Economia

Perdas nas vendas já chegam a R$ 2,4 bilhões

Cálculo de lojistas é preliminar e tendência é valor ficar maior. Em situação ‘normal’, faturamento de maio alcançaria R$ 12 bi

Chuvas e enchentes durante o mês passado no Rio Grande do Sul levaram danos a estabelecimentos
Chuvas e enchentes durante o mês passado no Rio Grande do Sul levaram danos a estabelecimentos Foto : Mauro Schaefer

Um estudo preliminar divulgado ontem pela Federação das Câmaras de Dirigentes Lojistas do Rio Grande do Sul (FCDL-RS) mostra que o comércio gaúcho poderá registrar, considerando-se apenas o mês de maio, perdas numa quantia de R$ 2,4 bilhões em vendas. O cálculo dos prejuízos está relacionado com as inundações que atingiram o Rio Grande do Sul durante o mês passado e que ainda trazem consequências para quase todas as regiões do Estado.

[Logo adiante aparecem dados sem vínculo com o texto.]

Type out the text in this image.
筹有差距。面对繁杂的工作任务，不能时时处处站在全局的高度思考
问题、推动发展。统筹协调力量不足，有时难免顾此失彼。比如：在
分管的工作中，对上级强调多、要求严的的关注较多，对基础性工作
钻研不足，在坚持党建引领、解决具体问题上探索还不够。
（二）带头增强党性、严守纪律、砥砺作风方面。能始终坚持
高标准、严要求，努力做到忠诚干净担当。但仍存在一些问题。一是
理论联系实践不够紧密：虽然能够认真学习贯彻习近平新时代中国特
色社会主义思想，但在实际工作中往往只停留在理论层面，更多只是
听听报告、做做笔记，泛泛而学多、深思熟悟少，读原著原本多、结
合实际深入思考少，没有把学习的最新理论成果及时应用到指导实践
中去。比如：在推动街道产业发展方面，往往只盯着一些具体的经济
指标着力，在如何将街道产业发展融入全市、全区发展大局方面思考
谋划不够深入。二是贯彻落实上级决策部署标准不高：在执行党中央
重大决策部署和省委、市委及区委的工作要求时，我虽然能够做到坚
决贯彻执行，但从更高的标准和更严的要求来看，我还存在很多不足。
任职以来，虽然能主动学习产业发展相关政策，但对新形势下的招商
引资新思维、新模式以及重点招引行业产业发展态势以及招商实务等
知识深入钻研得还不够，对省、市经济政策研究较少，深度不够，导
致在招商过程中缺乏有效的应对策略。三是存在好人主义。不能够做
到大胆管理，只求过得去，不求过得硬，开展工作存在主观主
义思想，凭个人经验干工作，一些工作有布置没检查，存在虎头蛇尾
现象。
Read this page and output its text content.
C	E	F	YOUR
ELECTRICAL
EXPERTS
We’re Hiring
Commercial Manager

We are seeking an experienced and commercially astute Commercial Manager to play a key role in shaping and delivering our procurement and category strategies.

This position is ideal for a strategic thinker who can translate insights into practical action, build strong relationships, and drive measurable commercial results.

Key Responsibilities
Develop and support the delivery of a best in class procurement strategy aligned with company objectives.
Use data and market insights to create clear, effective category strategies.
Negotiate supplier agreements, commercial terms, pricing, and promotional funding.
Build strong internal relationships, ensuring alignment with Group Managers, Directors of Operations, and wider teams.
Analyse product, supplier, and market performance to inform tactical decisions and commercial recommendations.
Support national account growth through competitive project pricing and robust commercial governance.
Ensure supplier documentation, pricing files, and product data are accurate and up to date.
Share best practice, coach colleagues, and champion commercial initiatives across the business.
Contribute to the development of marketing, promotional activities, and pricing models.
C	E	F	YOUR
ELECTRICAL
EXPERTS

Essa projeção, de acordo com os lojistas, poderá ser ampliada a partir do momento em que os comerciantes conseguirem dimensionar com mais exatidão os prejuízos que tiveram, uma vez que muitos deles nem mesmo puderam avaliar todos os estragos em seus estabelecimentos. Com relação ao patrimônio, a projeção é de perdas na casa dos R$ 3,5 bilhões, considerando-se itens como os próprios estoques de mercadorias, equipamentos, instalações e, em muitos casos, as lojas em sua totalidade invadidas pelas águas.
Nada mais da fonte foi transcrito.